EtIndonesia. Komite Khusus DPR AS untuk Urusan Partai Komunis Tiongkok bersama Komite Keamanan Dalam Negeri mengumumkan bahwa mereka secara resmi meluncurkan penyelidikan terhadap raksasa penyewaan akomodasi Airbnb serta perusahaan rintisan AI Anysphere, karena diduga menggunakan model kecerdasan buatan (AI) dari Tiongkok.

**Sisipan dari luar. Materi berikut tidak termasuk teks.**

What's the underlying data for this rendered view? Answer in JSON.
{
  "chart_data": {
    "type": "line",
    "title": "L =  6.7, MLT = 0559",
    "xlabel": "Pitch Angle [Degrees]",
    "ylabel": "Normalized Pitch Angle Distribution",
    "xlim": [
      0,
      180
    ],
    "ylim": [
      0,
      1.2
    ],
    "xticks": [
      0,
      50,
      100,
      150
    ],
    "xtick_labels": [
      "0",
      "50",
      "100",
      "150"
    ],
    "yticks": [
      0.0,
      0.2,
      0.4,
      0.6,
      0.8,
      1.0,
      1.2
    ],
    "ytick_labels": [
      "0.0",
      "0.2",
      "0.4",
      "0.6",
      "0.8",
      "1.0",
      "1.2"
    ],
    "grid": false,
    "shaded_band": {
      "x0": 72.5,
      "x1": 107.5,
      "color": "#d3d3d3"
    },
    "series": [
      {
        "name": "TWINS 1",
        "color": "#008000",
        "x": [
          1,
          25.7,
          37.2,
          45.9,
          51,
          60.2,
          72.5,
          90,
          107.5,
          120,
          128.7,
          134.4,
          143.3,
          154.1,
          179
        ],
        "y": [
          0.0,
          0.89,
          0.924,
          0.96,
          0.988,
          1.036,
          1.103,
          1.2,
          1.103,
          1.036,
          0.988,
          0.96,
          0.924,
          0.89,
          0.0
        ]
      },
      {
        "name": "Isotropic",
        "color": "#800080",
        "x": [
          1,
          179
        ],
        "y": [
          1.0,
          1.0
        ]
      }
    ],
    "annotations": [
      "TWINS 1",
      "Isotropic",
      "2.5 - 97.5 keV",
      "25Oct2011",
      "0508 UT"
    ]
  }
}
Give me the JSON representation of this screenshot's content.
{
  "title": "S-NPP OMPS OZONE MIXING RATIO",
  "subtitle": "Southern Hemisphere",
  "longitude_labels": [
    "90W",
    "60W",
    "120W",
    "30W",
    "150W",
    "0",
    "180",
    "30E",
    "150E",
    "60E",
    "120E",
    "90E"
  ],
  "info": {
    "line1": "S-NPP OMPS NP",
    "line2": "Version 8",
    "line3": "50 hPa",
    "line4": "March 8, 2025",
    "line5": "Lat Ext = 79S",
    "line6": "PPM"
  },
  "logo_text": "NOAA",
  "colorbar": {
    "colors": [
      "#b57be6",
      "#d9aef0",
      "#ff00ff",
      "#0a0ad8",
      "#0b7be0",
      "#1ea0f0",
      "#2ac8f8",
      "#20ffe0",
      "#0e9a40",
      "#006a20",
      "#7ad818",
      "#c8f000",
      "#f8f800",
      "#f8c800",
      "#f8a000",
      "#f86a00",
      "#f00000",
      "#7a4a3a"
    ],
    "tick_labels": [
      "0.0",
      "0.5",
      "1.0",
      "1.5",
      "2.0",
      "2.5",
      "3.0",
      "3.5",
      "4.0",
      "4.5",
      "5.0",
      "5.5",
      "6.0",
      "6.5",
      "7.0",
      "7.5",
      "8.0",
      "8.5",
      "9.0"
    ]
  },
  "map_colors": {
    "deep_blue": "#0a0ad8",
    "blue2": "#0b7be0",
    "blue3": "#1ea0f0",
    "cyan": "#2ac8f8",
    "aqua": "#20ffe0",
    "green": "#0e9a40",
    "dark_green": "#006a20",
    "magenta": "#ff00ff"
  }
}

Reporter NTD Yu Liang melaporkan bahwa Kongres AS telah meminta kedua perusahaan tersebut untuk menyerahkan laporan evaluasi terkait penggunaan model AI Tiongkok dalam batas waktu tertentu. Hingga saat ini, kedua perusahaan belum memberikan tanggapan publik.

Perusahaan pertama yang disebut adalah platform penyewaan global Airbnb.
Menurut hasil penyelidikan Kongres, sistem layanan pelanggan Airbnb menggunakan model AI berbiaya rendah “Qwen” (Tongyi Qianwen) yang dikembangkan oleh perusahaan Tiongkok Alibaba. Hal ini dinilai berpotensi menempatkan data jutaan pengguna Amerika dalam risiko, termasuk kemungkinan tereksposnya informasi pribadi dan jejak aktivitas pengguna di bawah pengawasan pemerintah PKT.
Perusahaan lain yang turut diselidiki adalah startup berbasis di New York, Anysphere. Produk editor pemrograman AI populernya, Cursor, disebut memiliki teknologi dasar yang berasal dari perusahaan AI Tiongkok “Moonshot AI” (Yuezhianmian).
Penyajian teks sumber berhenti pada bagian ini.